Barbara Gray, CFA – November 20, 2012 – The first shots have been fired in the Corporate Social Revolution… Employees of Walmart are planning their first ever nation-wide strike for Black Friday, the biggest holiday shopping day of the year. But what’s interesting to note is that Walmart stores are not unionized – the strike is being organized by its own employees online using social media platforms such as Facebook, Twitter, and Tumblr.
As I wrote in my research report “Social Capital: A New Strategic Play for Investors” a year ago, “given social media’s proven power as a revolutionary force, we do not believe it is too much a stretch to envision how concerned citizens and organizations could use it as a platform to self-organize and join forces on a common cause to gain support from others and lobby for regulatory and legal reform and change.” This is exactly what Walmart employees are now undertaking as they have self-organized on social media, joining forces with non-profit activist groups such as Engage Network and Corporate Action Network, to lobby for more predictable work schedules, less expensive health care plans, and a higher minimum hourly wage. Social media allows this kind of grassroots labor action movement to build momentum at a pace and intensity never witnessed before and greatly increases the clout and bargaining power of all participants.
From an investor perspective, the revolutionary power of social media raises the risk profile and reduces the growth profile for companies that treat their workers poorly. Companies that have built up distrust and negative social capital over the years with their employees could see this translate into a real liability if their employees decide to follow the lead of Walmart’s employees and self-organize on social media platforms to protest and lobby for change. What’s interesting is how this introduces even greater risk for non-unionized companies.
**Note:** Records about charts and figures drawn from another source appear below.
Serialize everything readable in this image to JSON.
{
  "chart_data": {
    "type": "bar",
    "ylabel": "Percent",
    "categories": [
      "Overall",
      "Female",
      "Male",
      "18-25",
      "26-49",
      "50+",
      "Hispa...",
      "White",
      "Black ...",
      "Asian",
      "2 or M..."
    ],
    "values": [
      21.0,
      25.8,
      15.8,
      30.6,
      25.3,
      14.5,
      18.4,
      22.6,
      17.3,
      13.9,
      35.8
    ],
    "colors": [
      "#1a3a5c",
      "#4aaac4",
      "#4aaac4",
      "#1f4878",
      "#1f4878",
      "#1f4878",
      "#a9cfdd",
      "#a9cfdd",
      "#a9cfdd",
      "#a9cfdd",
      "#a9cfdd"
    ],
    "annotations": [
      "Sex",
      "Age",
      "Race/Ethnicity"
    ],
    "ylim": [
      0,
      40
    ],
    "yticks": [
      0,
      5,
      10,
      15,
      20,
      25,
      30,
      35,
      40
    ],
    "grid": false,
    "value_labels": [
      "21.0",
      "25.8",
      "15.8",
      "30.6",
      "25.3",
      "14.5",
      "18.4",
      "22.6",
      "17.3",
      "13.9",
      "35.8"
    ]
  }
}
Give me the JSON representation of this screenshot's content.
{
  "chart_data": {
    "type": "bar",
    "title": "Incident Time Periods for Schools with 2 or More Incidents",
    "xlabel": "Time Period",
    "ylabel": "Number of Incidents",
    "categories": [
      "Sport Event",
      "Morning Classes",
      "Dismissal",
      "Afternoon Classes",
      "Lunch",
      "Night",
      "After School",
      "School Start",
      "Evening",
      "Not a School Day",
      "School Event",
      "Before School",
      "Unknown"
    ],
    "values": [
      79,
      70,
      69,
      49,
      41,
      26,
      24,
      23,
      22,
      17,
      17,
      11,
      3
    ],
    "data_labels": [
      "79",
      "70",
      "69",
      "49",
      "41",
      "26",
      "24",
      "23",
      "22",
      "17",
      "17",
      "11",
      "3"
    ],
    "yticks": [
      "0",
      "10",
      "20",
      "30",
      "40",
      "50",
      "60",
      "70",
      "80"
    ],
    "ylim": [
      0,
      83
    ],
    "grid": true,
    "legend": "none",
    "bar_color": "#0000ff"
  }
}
As an analyst, to assess a company’s risk profile, I typically comb through its 10-K (i.e. Annual Report) and go through a checklist of different risk factors, one of these being labor risk. It’s a pretty simplistic process as if a company was unionized, depending on the state of their labor relations, I would assign a risk factor for this – but if they weren’t unionized, I just skipped onto the next factor. But social media changes all of this… And I would argue that in the new Social Era, the non-unionized companies with weak employee relations are probably at even greater risk than the unionized ones because unionized companies are able to exercise at least some degree of control over their employees through official labor relations with their union representatives. It will take a while to see how this all plays out on the growth side of the equation, but as Wal-Mart Stores, Inc. (WMT-NYSE) discloses in its 2011 10-K “Our ability to continue to expand our operations in the United States and abroad depends on our ability to attract and retain a large and growing number of qualified associates… If we are unable to locate, to attract or to retain qualified personnel, if our costs of labor or related costs increase significantly or if new or revised labor laws, rules or regulations are adopted, our financial performance could be adversely affected.”
The bottom line is that from a discounted cash flow valuation perspective, the simultaneous increase in a company’s discount rate and decrease in its expected growth rate will lead to a negative multiplier effect and contraction in the company’s value.
Wake up investors – the Corporate Social Revolution is here.